International
Tables for
Crystallography
Volume G
Definition and exchange of crystallographic data
Edited by S. R. Hall and B. McMahon

International Tables for Crystallography (2006). Vol. G. ch. 5.3, pp. 512-515

Section 5.3.5.3.  ciftex : translating to a typesetting language

B. McMahona*

a International Union of Crystallography, 5 Abbey Square, Chester CH1 2HU, England
Correspondence e-mail: bm@iucr.org

5.3.5.3. ciftex: translating to a typesetting language

| top | pdf |

The program ciftex (McMahon, 1993[link]) was developed to create files for typesetting the journal Acta Crystallographica using the text-formatting language [\hbox{\TeX}] (Knuth, 1986[link]). Details of its use in the journal production process are given in Chapter 5.7[link] . It is discussed here as an example of translating a CIF to some output format where data values are annotated with different text depending on their accompanying data names.

5.3.5.3.1. Basic operation of ciftex

| top | pdf |

The program is designed to act as a filter, typically in a Unix-style environment, reading a CIF on the standard input channel and outputting a modified data stream to standard output.

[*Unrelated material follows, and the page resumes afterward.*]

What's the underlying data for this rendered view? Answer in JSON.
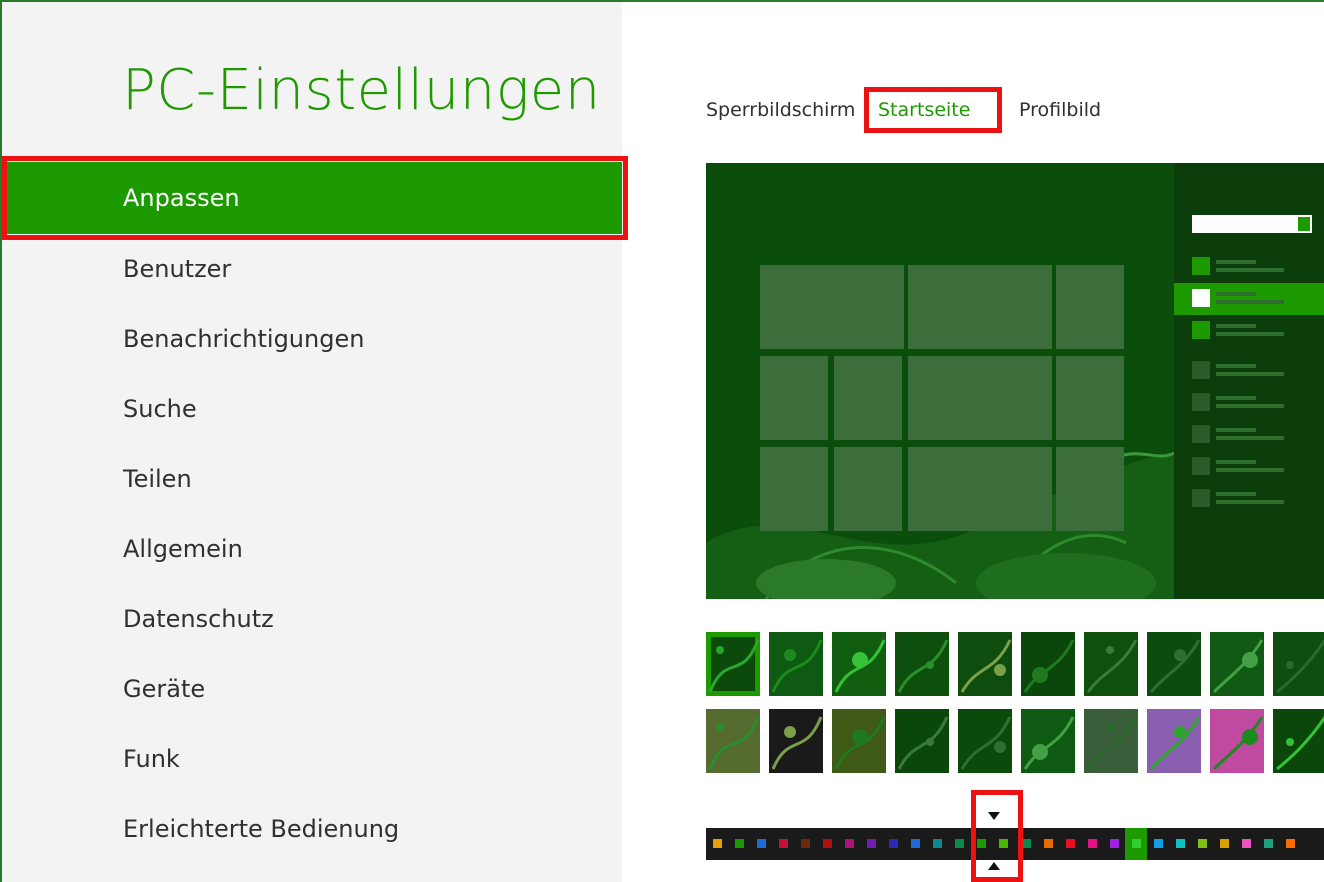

The output is a file of [\hbox{\TeX}] code that is processed by the [\hbox{\TeX}] program to produce a device-independent file describing the content of a formatted typeset document. Further post-processing allows the formatted document to be viewed on the screen or printed.

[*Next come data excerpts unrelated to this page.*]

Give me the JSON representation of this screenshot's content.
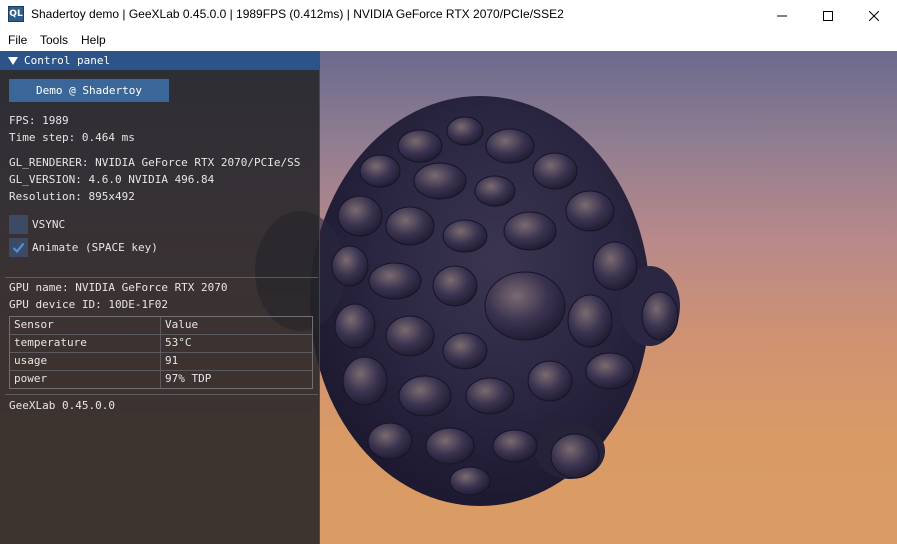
{
  "window": {
    "title": "Shadertoy demo | GeeXLab 0.45.0.0 | 1989FPS (0.412ms) | NVIDIA GeForce RTX 2070/PCIe/SSE2",
    "icon_name": "geexlab-app-icon",
    "icon_text": "QL",
    "controls": [
      "minimize-icon",
      "maximize-icon",
      "close-icon"
    ]
  },
  "menu": {
    "file": "File",
    "tools": "Tools",
    "help": "Help"
  },
  "panel": {
    "header": "Control panel",
    "demo_button": "Demo @ Shadertoy",
    "fps": "FPS: 1989",
    "time_step": "Time step: 0.464 ms",
    "gl_renderer": "GL_RENDERER: NVIDIA GeForce RTX 2070/PCIe/SS",
    "gl_version": "GL_VERSION: 4.6.0 NVIDIA 496.84",
    "resolution": "Resolution: 895x492",
    "vsync_label": "VSYNC",
    "vsync_checked": false,
    "animate_label": "Animate (SPACE key)",
    "animate_checked": true,
    "gpu_name": "GPU name: NVIDIA GeForce RTX 2070",
    "gpu_device_id": "GPU device ID: 10DE-1F02",
    "sensor_table": {
      "headers": [
        "Sensor",
        "Value"
      ],
      "rows": [
        [
          "temperature",
          "53°C"
        ],
        [
          "usage",
          "91"
        ],
        [
          "power",
          "97% TDP"
        ]
      ]
    },
    "footer": "GeeXLab 0.45.0.0"
  },
  "colors": {
    "panel_header": "#2d5488",
    "button": "#3a6797",
    "checkbox": "#3c4a63",
    "check_mark": "#4d8fe0"
  }
}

Each input token (number, character or text string; data name; loop_ or data_ keywords) is transformed as it is identified; there is no lookahead and minimal retention of context. The data stream is treated purely syntactically; no transformations are applied on the basis of the supposed meaning of any of the file contents.

5.3.5.3.1.1. Non-looped data

| top | pdf |

For portions of the CIF that are not contained in looped lists, the transformations are trivial. A (data name, data value) pair is transformed to a [\hbox{\TeX}] macro and its argument. The macro name is determined from an external `map' file which the program reads at run time; this file associates CIF data names and the corresponding [\hbox{\TeX}] macros through a simple lookup table.

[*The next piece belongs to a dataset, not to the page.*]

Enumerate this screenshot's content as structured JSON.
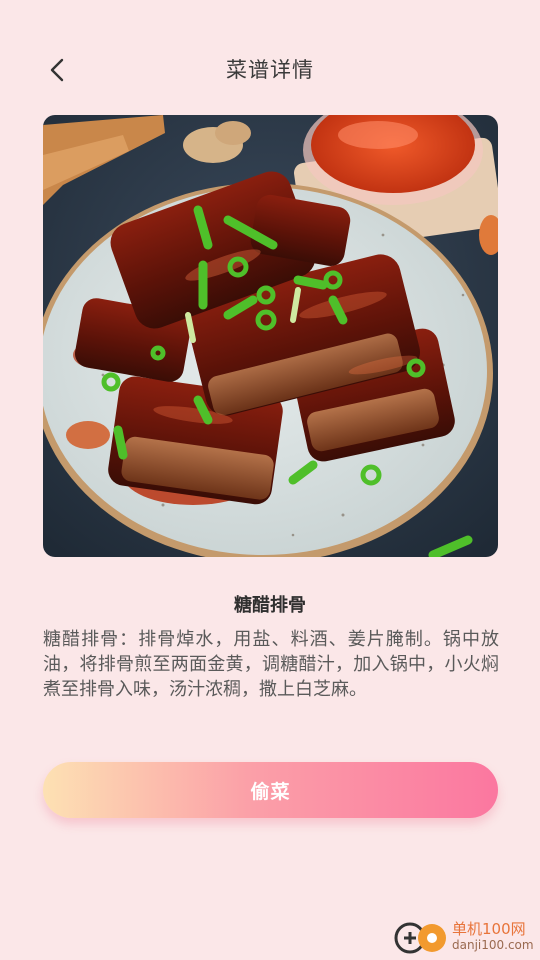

A CIF data value is in most cases passed as the argument to the corresponding [\hbox{\TeX}] macro with few modifications. If the data value is a character string beginning with an integer, full point, hyphen or plus character, it is assumed to be of type `numb'. A space is introduced ahead of an embedded open parenthesis (to separate a standard uncertainty from its parent value). A leading zero is printed before any bare decimal point. An embedded E is taken to indicate exponential notation and the format of the number is accordingly modified.

If the input data value is of type `char' (i.e. is a single token beginning with characters other than those recognized as the leading characters for numerical data; or contains multiple tokens delimited by quote marks or semicolons), the program will search the map file for key values exactly matching each token, and if found will substitute the token by its replacement word or text. If no replacement is specified in the map file, the token is passed unchanged to the standard output channel. This facility was found to be useful in making global substitutions of individual words during file processing, but must be used with care since the substitutions are unconditional, without any reference to context.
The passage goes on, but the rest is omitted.